His future appeared to be on the baseball diamond, where Brown was a fireballing pitcher. He was drafted in the eighth round by the Kansas City Royals out of high school in 2001. Dipping into his $92,500 signing bonus, Brown tried to make things right with his biological parents. He offered to help them leave their underserved surroundings and get into drug rehab. Brown’s mother, Brenda McDade (née Brown), refused the offer. She died five years ago. His father, Ira McDade, accepted and stayed clean and sober for eight months before relapsing.

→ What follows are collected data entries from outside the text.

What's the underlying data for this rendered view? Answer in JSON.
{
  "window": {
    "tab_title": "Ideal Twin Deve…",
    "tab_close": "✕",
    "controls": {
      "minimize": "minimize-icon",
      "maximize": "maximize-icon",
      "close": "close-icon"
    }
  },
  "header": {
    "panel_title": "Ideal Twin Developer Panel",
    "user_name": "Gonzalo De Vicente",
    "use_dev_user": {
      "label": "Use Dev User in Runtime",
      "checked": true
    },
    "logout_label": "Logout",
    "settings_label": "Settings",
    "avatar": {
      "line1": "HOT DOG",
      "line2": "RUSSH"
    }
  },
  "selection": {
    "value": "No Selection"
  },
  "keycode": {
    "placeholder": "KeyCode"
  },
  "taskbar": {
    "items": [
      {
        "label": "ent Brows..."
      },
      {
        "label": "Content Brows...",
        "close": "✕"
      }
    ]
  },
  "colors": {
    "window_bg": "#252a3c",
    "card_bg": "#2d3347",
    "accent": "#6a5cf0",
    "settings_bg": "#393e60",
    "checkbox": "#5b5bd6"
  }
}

Today, Brown and his biological father talk almost daily. “He’s more like a best friend, honestly,” Brown says. “He took that opportunity. It showed me how he did want better. My mom, she did not care to have better.”

After five years of pro baseball and no real progress toward the majors, Brown returned to basketball, enrolling at Phoenix College before earning a scholarship at Gonzaga University. He never became a star for the mid-major powerhouse Zags, but he rediscovered his feisty game — leading to a well-traveled pro career. After going undrafted by NBA teams, the 6-foot-4 Brown played in Mexico, Argentina and the Philippines before landing in Japan, where he met his wife, Ayaka, and became one of the country’s most popular basketball stars.  

“He’s got respect from his peers, his Japanese teammates, the fans really like him,” says Ed Odeven, a sports writer for the Japan Times. “He’s a friendly guy. He’s humble. He signs autographs. He smiles.” That Brown is beloved in Okinawa is remarkable considering its complicated relationship with the U.S., from a World War II occupation to the unpopular current-day presence of about 26,000 American troops in the area.

Still, you won’t find sprawling billboards bearing Brown’s likeness or television ads in which he peddles product. At the league’s All-Star Game in January, Brown collected 14 points, 12 rebounds and six assists, numbers that easily could have earned him game MVP honors. When fans in Kumamoto instead voted hometown star Shintaro Kobayashi the game’s top player, Brown was one of the first people to congratulate him on the court. On the national team, Brown has blossomed into a starter and important cog. But he’s still in the hoops hinterlands: Japan lost its first four games in qualifying for the 2019 FIBA World Cup and is ranked No. 48 in the world.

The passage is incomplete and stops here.